Wicepremier minister rozwoju Jadwiga Emilewicz potwierdziła w rozmowie z RMF FM, wcześniej nieoficjalne ustalenia dziennikarzy tej stacji – od 18 maja częściowo otwarte zostaną restauracje, kawiarnie i bary, ale tylko w części ogródkowej i z obsługą kelnerską. Otwarte też mają zostać zakłady kosmetyczne, skąd – wydaje się – już niedaleko do otwarć SPA.
Jak ma działać otwarcie gastronomii? Są trzy warunki.
Po pierwsze, żeby przyjąć gości bary, restauracje i kawiarnie muszą zapewnić obsługę kelnerską. Działalność samoobsługowa, poza jedzeniem na wynos, będzie niedopuszczalna.
Po drugie, stoliki, przy których będą siedzieć goście, mają być od siebie oddalone o dwa metry.
Po trzecie, początkowo dopuszczalne będzie przyjmowanie gości tylko w ogródku.
– Na razie tak to będzie wyglądało, bo jeżeli mówimy o restauracjach działających w pomieszczeniach, to pracujemy nad protokołami, które sprawią, że między klientami będzie można zachować bezpieczną odległość – powiedziała wicepremier Jadwiga Emilewicz radiu RMF FM. Dodała także, że 18 maja – oczywiście, jeśli nie nastąpi nagły wzrost zakażonych koronawirusem – otwarte mają zostać także zakłady fryzjerskie i kosmetyczne.
Decyzje w sprawie uruchamiania m.in. restauracji i zakładów kosmetycznych oraz fryzjerskich ogłoszona ma zostać początku tego tygodnia, zgodnie z zapowiedziami odmrażania kolejnych sektorów gospodarki co dwa tygodnie. Od 4 maja działać mogą m.in. hotele - w ograniczonym zakresie świadczenia jedynie usług czysto noclegowych i gastronomii "do pokoju".

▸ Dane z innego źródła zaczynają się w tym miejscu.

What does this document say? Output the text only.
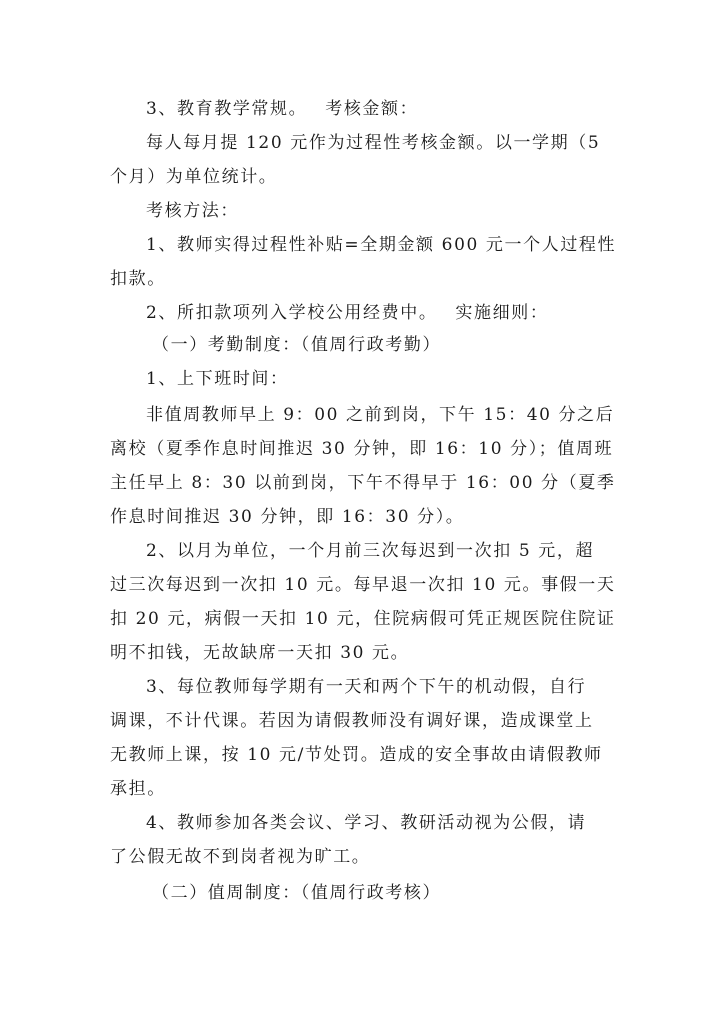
3、教育教学常规。 考核金额：
每人每月提 120 元作为过程性考核金额。以一学期（5
个月）为单位统计。
考核方法：
1、教师实得过程性补贴=全期金额 600 元一个人过程性
扣款。
2、所扣款项列入学校公用经费中。 实施细则：
（一）考勤制度：（值周行政考勤）
1、上下班时间：
非值周教师早上 9：00 之前到岗，下午 15：40 分之后
离校（夏季作息时间推迟 30 分钟，即 16：10 分）；值周班
主任早上 8：30 以前到岗，下午不得早于 16：00 分（夏季
作息时间推迟 30 分钟，即 16：30 分）。
2、以月为单位，一个月前三次每迟到一次扣 5 元，超
过三次每迟到一次扣 10 元。每早退一次扣 10 元。事假一天
扣 20 元，病假一天扣 10 元，住院病假可凭正规医院住院证
明不扣钱，无故缺席一天扣 30 元。
3、每位教师每学期有一天和两个下午的机动假，自行
调课，不计代课。若因为请假教师没有调好课，造成课堂上
无教师上课，按 10 元/节处罚。造成的安全事故由请假教师
承担。
4、教师参加各类会议、学习、教研活动视为公假，请
了公假无故不到岗者视为旷工。
（二）值周制度：（值周行政考核）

Jaki jest merytoryczny powód dalszego zablokowania gastronomii zamkniętej: stołówek pracowniczych, restauracji hotelowych itp – korzystające z nich osoby i tak się stykają z sobą. Przy zachowaniu reżimu sanitarnego, odległości, obsługi kelnerskiej i co tam jeszcze byłoby potrzebne nie ma żadnych dodatkowych zagrożeń.